Incident report indicated that Staff 1 (S1) and Staff 2 (S2) had reported irregularities regarding Staff 3 (S3). An internal investigation was conducted, and no irregularities were found. The decision was made to relocated S3 to a sister facility and no further incidents have been reported.

Upon follow-up, irregularities were found to pertain to residents’ personal rights. LPA interviewed S1 who corroborated incident was a personal rights matter. S2 and S3 were not present to be interviewed. LPA interviewed all six facility residents and two additional staff. LPA obtained copies of Personnel Report (LIC500), staff schedule, and staff contact information. LPA informed AAD that subsequent visits and document requests could be required regarding the incident and AAD stated they understood.

No citation were noted during today's visit. An exit interview was conducted and a copy of this report was left at the facility.
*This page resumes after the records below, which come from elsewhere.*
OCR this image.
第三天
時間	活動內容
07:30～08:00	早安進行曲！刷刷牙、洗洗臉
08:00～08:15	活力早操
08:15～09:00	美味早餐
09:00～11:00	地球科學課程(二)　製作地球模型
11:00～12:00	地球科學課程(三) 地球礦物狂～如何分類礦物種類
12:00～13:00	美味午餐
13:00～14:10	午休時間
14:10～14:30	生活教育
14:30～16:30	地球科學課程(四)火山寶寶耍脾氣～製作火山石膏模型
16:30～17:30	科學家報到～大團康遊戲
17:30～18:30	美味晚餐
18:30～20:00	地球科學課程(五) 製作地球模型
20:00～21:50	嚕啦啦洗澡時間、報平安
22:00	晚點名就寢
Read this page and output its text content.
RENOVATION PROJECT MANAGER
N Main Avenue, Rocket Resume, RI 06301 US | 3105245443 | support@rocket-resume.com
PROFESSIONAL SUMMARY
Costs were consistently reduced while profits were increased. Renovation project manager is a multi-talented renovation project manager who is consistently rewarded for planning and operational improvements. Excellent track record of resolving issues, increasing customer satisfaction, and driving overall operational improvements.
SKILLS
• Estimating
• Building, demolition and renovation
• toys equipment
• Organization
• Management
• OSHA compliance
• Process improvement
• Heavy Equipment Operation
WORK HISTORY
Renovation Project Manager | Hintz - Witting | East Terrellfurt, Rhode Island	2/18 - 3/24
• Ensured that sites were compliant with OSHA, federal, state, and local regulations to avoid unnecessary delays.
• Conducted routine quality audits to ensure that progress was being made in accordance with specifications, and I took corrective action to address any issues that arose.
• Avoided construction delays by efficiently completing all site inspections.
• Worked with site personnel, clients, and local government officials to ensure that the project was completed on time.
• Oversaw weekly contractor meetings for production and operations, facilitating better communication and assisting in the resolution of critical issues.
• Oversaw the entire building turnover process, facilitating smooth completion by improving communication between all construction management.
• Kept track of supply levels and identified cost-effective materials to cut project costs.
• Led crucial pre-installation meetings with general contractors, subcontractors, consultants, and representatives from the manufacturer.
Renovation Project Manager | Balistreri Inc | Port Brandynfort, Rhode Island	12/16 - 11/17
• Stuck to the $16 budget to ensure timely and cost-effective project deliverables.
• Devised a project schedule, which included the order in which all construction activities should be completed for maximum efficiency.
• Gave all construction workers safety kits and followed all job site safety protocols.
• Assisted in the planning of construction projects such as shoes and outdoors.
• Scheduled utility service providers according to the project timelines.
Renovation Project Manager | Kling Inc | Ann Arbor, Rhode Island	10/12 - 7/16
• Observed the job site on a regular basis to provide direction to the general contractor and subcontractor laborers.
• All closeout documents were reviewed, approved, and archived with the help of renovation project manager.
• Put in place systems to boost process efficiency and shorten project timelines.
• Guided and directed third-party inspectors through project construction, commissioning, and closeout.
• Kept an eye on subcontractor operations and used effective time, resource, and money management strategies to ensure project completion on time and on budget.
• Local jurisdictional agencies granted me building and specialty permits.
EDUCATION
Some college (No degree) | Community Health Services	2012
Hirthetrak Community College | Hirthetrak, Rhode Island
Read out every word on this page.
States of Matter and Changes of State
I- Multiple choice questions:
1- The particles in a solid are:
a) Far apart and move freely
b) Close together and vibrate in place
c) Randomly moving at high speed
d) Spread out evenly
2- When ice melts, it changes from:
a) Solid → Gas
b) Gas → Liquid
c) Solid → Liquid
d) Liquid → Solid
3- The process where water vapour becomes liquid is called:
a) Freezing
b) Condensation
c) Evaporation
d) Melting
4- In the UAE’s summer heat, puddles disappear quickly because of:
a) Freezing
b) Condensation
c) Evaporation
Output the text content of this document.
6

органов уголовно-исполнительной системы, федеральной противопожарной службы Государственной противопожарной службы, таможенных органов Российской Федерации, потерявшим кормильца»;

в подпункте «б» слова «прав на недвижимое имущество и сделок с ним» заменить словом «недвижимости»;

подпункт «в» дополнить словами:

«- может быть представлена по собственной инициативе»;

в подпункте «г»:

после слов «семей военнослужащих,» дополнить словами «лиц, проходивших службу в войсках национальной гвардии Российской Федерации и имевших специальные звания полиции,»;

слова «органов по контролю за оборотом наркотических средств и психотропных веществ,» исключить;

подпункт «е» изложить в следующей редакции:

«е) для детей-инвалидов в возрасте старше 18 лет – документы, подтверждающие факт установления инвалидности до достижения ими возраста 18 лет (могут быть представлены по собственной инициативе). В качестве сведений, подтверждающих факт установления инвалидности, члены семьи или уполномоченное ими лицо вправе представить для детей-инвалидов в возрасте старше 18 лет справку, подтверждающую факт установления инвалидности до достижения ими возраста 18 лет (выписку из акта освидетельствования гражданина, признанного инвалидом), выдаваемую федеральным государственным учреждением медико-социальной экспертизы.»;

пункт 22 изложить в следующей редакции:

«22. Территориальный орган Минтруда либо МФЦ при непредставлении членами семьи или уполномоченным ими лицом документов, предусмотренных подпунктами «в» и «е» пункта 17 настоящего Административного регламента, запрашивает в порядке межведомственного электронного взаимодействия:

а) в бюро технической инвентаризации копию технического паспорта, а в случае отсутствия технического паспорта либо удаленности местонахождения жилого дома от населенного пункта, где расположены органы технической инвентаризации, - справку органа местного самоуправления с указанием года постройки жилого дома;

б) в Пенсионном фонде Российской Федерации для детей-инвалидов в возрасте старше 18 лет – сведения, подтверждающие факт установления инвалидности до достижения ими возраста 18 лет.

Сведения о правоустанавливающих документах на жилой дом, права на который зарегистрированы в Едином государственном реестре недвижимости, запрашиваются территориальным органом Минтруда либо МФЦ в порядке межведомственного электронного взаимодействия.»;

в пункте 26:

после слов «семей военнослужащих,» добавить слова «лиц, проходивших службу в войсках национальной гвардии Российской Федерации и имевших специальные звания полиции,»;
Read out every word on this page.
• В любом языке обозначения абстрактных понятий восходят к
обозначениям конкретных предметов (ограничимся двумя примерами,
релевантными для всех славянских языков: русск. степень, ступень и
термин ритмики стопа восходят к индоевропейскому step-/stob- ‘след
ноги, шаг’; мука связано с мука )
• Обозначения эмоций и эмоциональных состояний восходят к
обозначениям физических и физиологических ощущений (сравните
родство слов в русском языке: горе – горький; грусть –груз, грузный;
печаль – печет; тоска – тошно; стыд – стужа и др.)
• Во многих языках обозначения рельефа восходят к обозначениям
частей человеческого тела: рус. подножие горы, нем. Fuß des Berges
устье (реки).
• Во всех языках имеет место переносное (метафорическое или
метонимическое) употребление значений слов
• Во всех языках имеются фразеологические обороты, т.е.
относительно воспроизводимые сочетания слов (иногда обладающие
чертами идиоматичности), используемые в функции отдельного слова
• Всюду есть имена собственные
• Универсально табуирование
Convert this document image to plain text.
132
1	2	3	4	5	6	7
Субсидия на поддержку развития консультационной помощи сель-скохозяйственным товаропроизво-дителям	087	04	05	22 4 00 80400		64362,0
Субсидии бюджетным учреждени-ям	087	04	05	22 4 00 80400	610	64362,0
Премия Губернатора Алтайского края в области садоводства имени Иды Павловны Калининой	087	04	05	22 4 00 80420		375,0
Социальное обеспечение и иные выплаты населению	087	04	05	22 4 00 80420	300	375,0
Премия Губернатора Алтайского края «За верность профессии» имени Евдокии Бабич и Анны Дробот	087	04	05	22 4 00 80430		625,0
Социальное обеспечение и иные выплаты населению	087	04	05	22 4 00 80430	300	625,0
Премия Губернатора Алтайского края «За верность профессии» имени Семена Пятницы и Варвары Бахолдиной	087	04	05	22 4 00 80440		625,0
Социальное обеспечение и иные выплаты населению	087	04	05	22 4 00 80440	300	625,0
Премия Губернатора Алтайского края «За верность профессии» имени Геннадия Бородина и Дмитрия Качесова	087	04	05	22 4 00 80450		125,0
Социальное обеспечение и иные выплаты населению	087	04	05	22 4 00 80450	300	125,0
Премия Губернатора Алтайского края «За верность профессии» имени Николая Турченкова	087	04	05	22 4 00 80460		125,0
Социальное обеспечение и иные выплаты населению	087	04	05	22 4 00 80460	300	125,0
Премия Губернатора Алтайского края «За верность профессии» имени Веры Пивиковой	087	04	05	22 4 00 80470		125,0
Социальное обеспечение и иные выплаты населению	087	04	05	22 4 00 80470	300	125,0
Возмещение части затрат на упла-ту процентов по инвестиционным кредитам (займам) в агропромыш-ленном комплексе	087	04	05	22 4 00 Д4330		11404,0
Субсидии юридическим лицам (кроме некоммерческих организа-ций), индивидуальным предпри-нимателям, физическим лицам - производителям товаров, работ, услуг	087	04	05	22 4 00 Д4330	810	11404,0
SUPERVISORS NAME: Armando J Lucero
LICENSING EVALUATOR NAME: Claudia Gutierrez
LICENSING EVALUATOR SIGNATURE: DATE: 09/19/2023
I acknowledge receipt of this form and understand my licensing appeal rights as explained and received.
FACILITY REPRESENTATIVE SIGNATURE: DATE: 09/19/2023
This report must be available at Child Care and Group Home facilities for public review for 3 years.